TRÍADAS: 1.2.2. Campesinos

Para Rafael Galé, maestro-agricultor en ciernes.            
 

    Nada más obvio, al parecer, para un campesino, sobre todo para un pastor del sur de Europa, máxime si es griego y más específicamente del Peloponeso, que ejercer casi a tiempo completo de poeta, cuerpo y alma entregados a la delicada tarea de versificar sus amores. Jacopo Sannazaro, napolitano de nacimiento, lo deja muy claro en su prólogo a La Arcadia: “Le silvestre canzoni vergate ne li ruvidi cortecci de’ faggi dilettino non meno a chi le legge che li colti versi scritti ne le rase charte degli indorati libri”, y parecen suscribir sus palabras escritores como el florentino Boccaccio, el portugués  Ribeiro , el francés d’Urfé o el inglés Sidney, e incluso sus propios seres de ficción: también Alonso Quijano y Sancho Panza proyectaron, tras sus caballerías, hacerse pastores y andar por los campos escribiéndoles versos a sus amadas. Y, sin embargo, entre todos esos creadores -Cervantes incluido-, ni uno solo se había manchado las botas con el polvo de una huebra o acarreando sirria de oveja. En realidad, y a pesar de tantas páginas bucólicas y bucoliconas, no resulta fácil encontrar escritores en Europa que lo hicieran.

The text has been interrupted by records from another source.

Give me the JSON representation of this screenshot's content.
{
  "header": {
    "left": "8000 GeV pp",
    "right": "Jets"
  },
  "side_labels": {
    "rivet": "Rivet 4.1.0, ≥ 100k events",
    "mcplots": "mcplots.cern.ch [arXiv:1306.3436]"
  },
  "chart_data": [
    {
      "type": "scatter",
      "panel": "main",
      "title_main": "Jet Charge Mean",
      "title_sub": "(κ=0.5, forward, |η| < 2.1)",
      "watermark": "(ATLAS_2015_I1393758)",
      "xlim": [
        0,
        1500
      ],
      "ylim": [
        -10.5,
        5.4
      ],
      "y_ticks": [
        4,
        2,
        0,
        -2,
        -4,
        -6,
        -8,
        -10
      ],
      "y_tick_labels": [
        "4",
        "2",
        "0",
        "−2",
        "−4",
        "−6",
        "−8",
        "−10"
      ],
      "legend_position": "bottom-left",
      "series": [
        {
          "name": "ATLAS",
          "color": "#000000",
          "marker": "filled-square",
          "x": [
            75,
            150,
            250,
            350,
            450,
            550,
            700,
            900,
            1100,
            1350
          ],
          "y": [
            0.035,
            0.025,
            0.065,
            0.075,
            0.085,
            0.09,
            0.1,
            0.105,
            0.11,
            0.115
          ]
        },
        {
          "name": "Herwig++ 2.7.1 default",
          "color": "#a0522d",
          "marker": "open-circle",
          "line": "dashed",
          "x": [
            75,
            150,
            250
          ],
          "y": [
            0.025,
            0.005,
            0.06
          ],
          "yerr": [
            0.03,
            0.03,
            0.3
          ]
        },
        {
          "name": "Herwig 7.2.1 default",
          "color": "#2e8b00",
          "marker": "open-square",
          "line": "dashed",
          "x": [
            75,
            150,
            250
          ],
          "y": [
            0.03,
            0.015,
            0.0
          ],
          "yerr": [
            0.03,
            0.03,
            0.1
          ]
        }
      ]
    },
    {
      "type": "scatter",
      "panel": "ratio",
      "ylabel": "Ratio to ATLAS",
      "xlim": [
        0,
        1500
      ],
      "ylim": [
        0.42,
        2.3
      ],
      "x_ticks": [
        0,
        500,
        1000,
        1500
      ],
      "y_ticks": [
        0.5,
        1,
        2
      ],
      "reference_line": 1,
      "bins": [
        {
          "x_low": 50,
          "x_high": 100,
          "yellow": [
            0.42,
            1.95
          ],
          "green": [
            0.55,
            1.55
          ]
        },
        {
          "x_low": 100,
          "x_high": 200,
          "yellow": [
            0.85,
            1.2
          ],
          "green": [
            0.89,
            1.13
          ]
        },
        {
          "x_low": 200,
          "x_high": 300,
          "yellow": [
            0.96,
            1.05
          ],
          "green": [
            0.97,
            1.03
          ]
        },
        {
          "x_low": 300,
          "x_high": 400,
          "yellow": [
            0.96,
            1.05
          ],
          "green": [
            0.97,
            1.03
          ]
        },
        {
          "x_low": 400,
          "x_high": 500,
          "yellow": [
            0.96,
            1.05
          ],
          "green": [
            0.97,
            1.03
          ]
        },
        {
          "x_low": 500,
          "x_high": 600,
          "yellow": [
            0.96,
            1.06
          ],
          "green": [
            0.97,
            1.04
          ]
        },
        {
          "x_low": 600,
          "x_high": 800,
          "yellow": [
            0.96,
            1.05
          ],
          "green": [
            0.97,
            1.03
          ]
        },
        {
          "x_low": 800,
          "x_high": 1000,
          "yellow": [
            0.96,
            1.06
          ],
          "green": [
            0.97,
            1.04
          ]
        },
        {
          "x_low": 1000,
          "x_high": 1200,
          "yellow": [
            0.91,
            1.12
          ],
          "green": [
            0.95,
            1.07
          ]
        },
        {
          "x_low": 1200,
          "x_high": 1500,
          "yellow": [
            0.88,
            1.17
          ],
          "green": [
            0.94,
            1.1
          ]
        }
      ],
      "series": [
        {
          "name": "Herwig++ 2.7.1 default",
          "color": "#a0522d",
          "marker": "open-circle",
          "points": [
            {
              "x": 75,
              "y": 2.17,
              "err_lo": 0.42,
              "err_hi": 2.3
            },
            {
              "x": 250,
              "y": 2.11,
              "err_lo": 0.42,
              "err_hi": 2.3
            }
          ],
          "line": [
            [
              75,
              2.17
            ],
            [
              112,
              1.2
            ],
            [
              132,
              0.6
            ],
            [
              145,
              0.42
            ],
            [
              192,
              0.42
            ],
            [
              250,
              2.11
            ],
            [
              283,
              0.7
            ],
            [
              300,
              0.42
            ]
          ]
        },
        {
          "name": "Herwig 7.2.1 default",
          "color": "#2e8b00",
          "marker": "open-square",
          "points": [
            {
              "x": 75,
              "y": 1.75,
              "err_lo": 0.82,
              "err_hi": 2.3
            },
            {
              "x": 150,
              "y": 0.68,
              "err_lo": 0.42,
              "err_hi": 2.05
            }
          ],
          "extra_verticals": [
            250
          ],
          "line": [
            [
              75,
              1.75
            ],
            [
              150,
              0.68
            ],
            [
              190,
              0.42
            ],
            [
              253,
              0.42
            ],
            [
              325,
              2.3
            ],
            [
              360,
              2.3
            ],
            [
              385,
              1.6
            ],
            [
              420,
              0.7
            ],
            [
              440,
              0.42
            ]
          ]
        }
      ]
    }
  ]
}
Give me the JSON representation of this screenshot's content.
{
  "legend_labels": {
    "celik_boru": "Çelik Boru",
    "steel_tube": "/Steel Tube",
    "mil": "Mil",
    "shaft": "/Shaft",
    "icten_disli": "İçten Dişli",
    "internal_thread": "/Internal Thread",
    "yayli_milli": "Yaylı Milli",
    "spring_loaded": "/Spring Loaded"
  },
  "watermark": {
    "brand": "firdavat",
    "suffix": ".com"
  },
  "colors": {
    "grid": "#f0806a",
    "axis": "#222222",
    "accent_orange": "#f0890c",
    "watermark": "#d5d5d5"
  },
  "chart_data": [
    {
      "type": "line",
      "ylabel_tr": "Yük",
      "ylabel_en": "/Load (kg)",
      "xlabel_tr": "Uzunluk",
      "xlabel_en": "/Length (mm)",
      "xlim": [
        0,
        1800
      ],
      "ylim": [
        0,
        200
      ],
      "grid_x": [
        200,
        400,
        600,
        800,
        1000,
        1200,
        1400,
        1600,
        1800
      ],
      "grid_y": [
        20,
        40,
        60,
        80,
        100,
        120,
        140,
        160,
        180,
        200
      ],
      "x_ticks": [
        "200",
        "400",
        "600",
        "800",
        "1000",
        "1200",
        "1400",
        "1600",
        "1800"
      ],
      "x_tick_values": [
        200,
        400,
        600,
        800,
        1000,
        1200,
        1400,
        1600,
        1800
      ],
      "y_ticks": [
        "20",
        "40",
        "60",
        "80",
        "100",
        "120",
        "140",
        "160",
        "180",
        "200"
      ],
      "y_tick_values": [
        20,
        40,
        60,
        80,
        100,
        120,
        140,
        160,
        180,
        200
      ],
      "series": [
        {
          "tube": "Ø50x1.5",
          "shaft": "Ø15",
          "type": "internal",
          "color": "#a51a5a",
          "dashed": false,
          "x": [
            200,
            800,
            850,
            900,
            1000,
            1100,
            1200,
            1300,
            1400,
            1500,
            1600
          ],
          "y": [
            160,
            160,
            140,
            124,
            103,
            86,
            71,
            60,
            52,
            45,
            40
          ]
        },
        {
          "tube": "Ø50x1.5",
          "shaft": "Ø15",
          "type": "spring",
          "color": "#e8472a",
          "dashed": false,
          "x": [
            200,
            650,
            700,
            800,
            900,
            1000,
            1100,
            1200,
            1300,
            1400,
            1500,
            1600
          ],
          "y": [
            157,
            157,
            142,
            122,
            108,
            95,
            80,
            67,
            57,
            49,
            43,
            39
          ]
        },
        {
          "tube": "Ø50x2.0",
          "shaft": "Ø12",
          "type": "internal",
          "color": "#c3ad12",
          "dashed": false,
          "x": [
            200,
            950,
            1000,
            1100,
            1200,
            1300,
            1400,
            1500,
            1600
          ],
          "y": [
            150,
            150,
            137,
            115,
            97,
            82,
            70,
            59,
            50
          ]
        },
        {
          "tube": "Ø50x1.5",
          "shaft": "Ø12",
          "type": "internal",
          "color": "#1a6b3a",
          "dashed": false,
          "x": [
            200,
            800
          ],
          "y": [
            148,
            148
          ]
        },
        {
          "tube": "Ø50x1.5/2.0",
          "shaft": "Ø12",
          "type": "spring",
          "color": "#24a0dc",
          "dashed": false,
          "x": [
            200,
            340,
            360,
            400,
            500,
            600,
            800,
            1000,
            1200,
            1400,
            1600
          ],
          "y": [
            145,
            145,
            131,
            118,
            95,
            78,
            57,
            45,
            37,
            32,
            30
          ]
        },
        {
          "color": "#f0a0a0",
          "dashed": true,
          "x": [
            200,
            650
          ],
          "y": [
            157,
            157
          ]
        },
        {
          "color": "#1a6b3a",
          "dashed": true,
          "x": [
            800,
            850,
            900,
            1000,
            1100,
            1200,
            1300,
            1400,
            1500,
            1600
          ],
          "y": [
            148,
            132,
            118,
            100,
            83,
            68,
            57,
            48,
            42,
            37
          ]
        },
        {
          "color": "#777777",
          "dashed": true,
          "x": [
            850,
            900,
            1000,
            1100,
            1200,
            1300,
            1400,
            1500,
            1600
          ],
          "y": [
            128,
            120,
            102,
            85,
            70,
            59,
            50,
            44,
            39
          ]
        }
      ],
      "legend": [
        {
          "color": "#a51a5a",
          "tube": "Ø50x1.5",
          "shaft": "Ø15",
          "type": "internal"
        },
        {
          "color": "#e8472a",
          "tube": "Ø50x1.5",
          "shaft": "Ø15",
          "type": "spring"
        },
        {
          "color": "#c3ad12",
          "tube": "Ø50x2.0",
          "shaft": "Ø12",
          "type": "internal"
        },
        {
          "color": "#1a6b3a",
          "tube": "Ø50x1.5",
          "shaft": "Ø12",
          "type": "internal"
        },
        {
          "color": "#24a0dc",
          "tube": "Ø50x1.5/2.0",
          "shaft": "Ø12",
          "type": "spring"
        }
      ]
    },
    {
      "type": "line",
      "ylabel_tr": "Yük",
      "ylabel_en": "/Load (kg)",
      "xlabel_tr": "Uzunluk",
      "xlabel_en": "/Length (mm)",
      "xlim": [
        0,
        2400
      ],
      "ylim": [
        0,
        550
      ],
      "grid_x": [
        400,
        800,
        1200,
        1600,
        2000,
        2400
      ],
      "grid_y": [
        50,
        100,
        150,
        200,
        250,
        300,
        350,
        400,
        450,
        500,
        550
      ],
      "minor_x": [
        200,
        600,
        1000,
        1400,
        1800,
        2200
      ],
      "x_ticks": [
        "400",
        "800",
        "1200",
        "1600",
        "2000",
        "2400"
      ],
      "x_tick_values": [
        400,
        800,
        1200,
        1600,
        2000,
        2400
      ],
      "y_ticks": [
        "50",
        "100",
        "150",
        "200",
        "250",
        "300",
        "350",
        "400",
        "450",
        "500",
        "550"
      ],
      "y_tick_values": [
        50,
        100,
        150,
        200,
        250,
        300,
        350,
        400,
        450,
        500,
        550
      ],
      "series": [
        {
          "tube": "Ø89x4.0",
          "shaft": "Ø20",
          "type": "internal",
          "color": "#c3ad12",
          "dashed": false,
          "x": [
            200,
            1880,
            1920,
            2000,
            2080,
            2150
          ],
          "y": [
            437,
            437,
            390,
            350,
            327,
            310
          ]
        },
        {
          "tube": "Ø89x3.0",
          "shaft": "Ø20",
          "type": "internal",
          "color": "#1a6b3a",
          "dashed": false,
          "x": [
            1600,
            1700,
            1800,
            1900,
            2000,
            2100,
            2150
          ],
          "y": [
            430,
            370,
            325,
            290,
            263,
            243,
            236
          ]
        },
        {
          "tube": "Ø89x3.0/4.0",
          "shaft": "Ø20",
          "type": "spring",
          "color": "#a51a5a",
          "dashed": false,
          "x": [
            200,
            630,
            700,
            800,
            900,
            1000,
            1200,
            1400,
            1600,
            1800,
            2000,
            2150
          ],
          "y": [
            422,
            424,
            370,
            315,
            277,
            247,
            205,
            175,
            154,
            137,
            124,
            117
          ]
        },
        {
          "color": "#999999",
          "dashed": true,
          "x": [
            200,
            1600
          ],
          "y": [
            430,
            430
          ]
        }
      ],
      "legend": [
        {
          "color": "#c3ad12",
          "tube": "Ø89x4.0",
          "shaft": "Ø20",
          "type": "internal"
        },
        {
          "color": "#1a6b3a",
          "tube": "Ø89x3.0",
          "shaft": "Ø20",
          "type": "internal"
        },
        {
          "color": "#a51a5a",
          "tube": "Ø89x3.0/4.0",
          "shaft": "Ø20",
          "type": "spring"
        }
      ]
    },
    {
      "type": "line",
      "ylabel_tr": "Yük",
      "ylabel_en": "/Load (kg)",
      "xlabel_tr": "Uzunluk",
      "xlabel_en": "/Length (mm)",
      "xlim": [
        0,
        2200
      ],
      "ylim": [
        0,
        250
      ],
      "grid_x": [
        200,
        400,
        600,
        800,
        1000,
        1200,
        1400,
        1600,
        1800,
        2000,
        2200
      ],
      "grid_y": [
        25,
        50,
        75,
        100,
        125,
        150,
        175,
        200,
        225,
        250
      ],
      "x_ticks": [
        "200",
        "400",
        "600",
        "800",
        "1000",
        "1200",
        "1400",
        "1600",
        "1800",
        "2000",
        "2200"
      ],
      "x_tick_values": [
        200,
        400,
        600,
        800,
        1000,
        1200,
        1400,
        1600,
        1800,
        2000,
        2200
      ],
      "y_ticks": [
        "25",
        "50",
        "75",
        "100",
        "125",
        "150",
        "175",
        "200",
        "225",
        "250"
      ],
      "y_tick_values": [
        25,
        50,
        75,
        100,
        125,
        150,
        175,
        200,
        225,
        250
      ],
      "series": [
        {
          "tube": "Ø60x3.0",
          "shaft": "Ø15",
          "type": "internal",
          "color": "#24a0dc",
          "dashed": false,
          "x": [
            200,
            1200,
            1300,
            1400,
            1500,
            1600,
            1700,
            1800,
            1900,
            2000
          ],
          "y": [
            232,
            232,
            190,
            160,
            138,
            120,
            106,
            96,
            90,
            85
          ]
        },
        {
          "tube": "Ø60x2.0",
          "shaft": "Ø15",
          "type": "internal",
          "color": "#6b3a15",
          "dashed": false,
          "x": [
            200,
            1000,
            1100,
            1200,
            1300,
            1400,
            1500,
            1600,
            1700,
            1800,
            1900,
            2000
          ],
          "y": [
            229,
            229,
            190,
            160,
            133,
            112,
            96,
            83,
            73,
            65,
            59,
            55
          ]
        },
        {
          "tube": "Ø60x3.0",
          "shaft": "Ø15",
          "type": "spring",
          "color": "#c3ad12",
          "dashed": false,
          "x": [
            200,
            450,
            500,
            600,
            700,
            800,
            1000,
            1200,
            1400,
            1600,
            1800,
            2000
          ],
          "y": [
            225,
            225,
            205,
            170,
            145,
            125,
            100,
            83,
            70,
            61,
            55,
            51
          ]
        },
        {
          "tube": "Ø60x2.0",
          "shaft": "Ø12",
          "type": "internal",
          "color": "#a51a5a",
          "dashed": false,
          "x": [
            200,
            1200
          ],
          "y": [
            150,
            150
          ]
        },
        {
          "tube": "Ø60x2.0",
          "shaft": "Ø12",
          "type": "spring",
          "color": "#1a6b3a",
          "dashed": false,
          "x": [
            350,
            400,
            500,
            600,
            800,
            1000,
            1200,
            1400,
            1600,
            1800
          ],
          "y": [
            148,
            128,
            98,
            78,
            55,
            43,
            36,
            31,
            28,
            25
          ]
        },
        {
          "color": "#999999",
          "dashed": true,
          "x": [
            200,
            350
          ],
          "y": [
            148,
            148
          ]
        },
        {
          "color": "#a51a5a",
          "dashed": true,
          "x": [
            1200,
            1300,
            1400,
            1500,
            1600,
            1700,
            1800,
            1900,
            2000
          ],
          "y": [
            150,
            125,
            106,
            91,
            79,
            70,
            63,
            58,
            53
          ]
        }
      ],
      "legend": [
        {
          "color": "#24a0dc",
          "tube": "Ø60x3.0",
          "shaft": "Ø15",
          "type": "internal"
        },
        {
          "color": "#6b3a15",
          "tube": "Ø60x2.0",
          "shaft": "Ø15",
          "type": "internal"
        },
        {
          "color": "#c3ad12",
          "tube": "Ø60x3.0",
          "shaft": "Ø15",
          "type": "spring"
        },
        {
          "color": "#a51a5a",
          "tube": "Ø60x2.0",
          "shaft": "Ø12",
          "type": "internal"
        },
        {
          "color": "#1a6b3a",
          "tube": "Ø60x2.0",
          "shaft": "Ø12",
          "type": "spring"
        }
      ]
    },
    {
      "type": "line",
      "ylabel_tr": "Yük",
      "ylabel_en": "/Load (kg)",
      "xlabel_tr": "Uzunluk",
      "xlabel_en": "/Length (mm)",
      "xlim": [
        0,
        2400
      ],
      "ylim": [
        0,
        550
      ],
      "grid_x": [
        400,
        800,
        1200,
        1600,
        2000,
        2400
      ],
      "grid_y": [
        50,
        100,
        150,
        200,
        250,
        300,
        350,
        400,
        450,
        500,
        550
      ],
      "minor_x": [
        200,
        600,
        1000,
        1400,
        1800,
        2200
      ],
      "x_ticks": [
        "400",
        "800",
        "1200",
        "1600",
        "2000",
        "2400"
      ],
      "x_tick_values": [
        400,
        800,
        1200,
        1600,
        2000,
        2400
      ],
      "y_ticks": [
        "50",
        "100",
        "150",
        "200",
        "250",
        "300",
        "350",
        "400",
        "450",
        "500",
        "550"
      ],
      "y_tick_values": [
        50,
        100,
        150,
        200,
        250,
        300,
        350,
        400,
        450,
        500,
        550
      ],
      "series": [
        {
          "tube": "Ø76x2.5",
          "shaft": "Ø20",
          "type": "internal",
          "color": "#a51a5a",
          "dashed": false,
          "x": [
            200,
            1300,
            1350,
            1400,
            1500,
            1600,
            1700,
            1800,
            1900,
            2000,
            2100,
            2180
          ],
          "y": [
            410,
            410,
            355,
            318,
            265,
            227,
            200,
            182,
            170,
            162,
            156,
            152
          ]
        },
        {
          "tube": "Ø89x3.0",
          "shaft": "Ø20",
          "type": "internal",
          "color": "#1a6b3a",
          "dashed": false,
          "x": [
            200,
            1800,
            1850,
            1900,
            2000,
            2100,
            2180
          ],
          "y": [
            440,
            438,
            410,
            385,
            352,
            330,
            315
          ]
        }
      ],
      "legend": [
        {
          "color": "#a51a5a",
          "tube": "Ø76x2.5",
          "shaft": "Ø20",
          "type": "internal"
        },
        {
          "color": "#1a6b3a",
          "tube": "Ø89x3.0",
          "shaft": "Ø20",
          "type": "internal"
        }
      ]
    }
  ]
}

    El poeta campesino por excelencia, el más vinculado a esta profesión, fue el escocés Robert Burns, el único cuyo sustento dependió de su trabajo en el campo y el que con más naturalidad hizo de su faenar literatura. Nacido en una familia de agricultores de las tierras bajas de Escocia, a mediados del siglo XVIII, durante toda su infancia y juventud trabajó en las sucesivas granjas en las que buscó sustento su familia, en Ayrshire, lo cual condicionó ya enormemente su acceso a la educación. Del mismo modo, de mayor continuó cultivando los campos para sacar adelante, con poca fortuna, a los nueve hijos que llegó a darle su esposa, Jean Armour. En resumidas cuentas, Burns fue agricultor, pero un agricultor fracasado, hasta el punto de que, agobiado por las deudas, llegó a firmar un contrato para hacerse cargo de una plantación de azúcar en Jamaica. Llegado a este punto, y como necesitaba dinero para el pasaje del barco, se decidió finalmente a publicar sus Poems, Chiefly in the Scottish Dialect, libro al que hoy debe su fama. De hecho, el éxito de su poemario fue tal que optó finalmente por quedarse en Escocia y volver a probar fortuna, de nuevo sin ella, en Ellisland Farm, Dumfriesshire.

    La agricultura fue, pues, la puerta de acceso de Robert Burns a la fama literaria. Y ya hemos visto en estas páginas que su poema más internacional, A un ratón, parte del acto habitual de labrar los campos durante el otoño para la siembra; más aún, el contacto directo del autor con la gente de la tierra, el hecho de que él mismo fuera a todos los efectos uno de ellos, fue lo que le puso en contacto con la lírica popular escocesa y con los ritmos y motivos que lo convirtieron en uno de los más grandes poetas de su época.

    Muy diferente, desde luego, fue la relación de Tolstoi con el mundo rural, por más que hacia el final de su vida nada pareciera interesarle tanto. Pero Lev Nikoláievich Tolstoi pertenecía a la aristocracia rusa y nunca llegó a superar del todo esa condición social originaria. De todos modos, el famoso cuadro de Ilya Repin, de 1887, que muestra a un conde Tolstoi de 60 años tirando de la esteva del arado, no es una alegoría ni una idealización sino que responde a una ocupación real del escritor cuando, en su época más idealista, a finales del siglo XIX, dejó casi de escribir llevado por su deseo de ser uno más de esos mujiks a los que tanto admiraba.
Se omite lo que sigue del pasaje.